16 septembre 1915. Schmargult
Dans la nuit le temps s’est levé. Ce matin j’ai fait le tour de mes postes. Je suis le chemin qui va du Hohnek au Rheinkopf par Breitsouzen. C’est charmant. C’est du tourisme. Les feuillages rouges des myrtiles font sous mes pieds un tapis merveilleux. Les petits hêtres rabougris du Kastelberg deviennent dorés. Le lac de Blanchemer tout noir au fond de son entonnoir a l’air d’un de ces lacs de légende, sans fond, où gémissent, la nuit, les trépassés du temps de Blanchefor. Mais le canon gronde qui rappelle à la réalité.
L’après-midi je descends avec Charruey les pentes alsaciennes du Kastelberg, vers Metzeral. En face de nous se dessinent sur les pâturages les dessins bizarres des tranchées d’Ober-Breichenbach qui allongent leurs postes d’écoutes devant elles comme fait devant lui un escargot de ses cornes. Les Allemands sont dans un bois allongé vers lequel montent les pâturages. De Metzeral en ruines on voit partir les boyaux. Mais de notre belvédère, cependant bien placé et dominant de 400m le terrain en question, nous ne voyons rien bouger dans ce coin d’Alsace où se joue une des scènes du grand drame de la guerre. Rien dans ces sillons gris, pas un geste, pas un bruit.

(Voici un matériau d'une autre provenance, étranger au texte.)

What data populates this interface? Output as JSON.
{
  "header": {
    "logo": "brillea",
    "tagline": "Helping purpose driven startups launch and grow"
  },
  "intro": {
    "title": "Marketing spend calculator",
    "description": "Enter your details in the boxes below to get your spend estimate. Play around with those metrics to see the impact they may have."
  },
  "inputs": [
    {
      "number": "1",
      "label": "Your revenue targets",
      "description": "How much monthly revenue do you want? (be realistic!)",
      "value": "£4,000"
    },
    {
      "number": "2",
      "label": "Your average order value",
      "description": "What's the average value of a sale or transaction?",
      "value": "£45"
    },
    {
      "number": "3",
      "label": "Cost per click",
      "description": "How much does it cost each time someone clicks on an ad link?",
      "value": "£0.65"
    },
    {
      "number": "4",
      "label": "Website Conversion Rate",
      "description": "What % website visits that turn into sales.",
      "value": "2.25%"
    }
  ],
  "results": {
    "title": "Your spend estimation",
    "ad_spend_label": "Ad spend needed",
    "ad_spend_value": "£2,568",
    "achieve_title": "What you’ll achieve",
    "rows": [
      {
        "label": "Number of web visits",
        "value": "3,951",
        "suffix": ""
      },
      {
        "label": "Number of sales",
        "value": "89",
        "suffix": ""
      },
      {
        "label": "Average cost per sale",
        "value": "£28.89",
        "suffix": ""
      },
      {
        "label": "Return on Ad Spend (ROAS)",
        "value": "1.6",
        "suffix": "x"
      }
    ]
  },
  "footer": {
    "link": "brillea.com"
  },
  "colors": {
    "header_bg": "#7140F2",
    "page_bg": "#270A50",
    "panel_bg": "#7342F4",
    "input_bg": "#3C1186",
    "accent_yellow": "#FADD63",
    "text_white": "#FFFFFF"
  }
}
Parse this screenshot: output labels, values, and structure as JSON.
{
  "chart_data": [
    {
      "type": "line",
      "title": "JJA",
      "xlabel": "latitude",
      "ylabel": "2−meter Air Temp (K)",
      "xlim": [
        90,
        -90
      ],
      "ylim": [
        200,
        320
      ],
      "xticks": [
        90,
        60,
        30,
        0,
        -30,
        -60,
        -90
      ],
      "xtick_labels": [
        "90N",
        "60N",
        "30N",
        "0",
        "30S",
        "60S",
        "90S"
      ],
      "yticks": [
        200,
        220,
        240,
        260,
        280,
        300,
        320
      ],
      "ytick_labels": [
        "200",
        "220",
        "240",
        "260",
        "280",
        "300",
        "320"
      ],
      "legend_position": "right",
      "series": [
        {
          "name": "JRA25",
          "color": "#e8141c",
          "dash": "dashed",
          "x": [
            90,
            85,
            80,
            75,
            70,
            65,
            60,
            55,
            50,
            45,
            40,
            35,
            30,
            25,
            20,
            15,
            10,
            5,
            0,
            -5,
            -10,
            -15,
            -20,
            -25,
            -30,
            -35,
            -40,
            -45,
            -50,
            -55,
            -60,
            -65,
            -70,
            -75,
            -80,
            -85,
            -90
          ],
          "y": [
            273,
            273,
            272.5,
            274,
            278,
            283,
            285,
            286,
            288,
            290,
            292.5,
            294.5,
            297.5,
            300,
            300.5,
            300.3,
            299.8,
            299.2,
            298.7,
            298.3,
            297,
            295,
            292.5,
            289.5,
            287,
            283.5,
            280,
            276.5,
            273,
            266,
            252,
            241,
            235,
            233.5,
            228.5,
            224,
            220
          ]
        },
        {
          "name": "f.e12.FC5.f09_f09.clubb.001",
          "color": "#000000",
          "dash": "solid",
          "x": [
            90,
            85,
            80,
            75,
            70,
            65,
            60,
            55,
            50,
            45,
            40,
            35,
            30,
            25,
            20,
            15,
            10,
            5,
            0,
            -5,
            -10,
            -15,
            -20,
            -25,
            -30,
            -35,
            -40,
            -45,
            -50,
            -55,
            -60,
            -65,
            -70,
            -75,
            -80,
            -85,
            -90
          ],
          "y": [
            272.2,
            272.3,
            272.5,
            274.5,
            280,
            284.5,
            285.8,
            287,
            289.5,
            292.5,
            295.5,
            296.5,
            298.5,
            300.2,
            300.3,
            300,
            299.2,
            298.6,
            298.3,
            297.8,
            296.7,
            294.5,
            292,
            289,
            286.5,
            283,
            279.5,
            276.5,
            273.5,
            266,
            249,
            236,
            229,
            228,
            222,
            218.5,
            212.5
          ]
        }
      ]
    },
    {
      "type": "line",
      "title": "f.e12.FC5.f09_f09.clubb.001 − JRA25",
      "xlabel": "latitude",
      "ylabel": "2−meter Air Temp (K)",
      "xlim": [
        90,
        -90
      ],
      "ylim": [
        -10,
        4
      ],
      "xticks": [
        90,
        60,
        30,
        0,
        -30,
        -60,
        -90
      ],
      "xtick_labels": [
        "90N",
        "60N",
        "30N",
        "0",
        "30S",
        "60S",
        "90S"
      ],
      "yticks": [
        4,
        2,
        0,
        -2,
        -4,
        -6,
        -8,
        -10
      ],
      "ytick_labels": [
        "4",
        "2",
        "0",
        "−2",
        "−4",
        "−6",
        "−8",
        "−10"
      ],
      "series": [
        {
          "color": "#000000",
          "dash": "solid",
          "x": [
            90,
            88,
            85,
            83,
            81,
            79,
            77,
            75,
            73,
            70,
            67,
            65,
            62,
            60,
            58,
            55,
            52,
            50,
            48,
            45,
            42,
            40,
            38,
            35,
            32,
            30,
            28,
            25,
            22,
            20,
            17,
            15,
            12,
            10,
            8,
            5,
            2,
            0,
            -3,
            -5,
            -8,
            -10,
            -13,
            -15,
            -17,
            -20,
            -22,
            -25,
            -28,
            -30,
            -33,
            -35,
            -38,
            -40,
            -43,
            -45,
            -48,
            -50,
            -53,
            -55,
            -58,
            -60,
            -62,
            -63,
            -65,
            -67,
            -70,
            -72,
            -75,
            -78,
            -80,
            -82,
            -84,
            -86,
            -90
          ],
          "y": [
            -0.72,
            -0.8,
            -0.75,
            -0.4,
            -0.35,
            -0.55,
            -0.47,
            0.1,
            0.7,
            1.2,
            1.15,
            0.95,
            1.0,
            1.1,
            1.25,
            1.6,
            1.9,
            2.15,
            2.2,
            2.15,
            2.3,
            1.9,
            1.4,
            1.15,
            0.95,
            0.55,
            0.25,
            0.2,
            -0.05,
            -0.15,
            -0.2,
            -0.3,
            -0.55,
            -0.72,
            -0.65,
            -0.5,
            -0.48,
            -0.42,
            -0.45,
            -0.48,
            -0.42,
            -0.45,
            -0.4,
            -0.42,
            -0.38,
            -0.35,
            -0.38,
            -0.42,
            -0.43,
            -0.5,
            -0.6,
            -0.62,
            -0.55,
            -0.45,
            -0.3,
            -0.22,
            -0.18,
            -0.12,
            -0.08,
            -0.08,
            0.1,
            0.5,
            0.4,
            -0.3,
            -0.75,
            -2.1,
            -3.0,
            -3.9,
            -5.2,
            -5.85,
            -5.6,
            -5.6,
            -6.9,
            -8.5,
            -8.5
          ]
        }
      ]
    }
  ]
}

Du côté du Linge et du Schratzmaenell, au contraire, bombardement aux gros obus et ploploplo de mitrailleuses qui indiquent une attaque. Le linge ! Ce coin du front raconte à lui seul toute l’atroce âpreté de la lutte qui se déroule de la mer à la Suisse. Le terrain semble retourné à la pelle ; de la forêt de sapins qui le recouvrait il ne reste que quelques troncs ébranchés et brisés. En bas, Munster se recroqueville sous l’orage. Une usine y brûle. Les clochers sont intacts.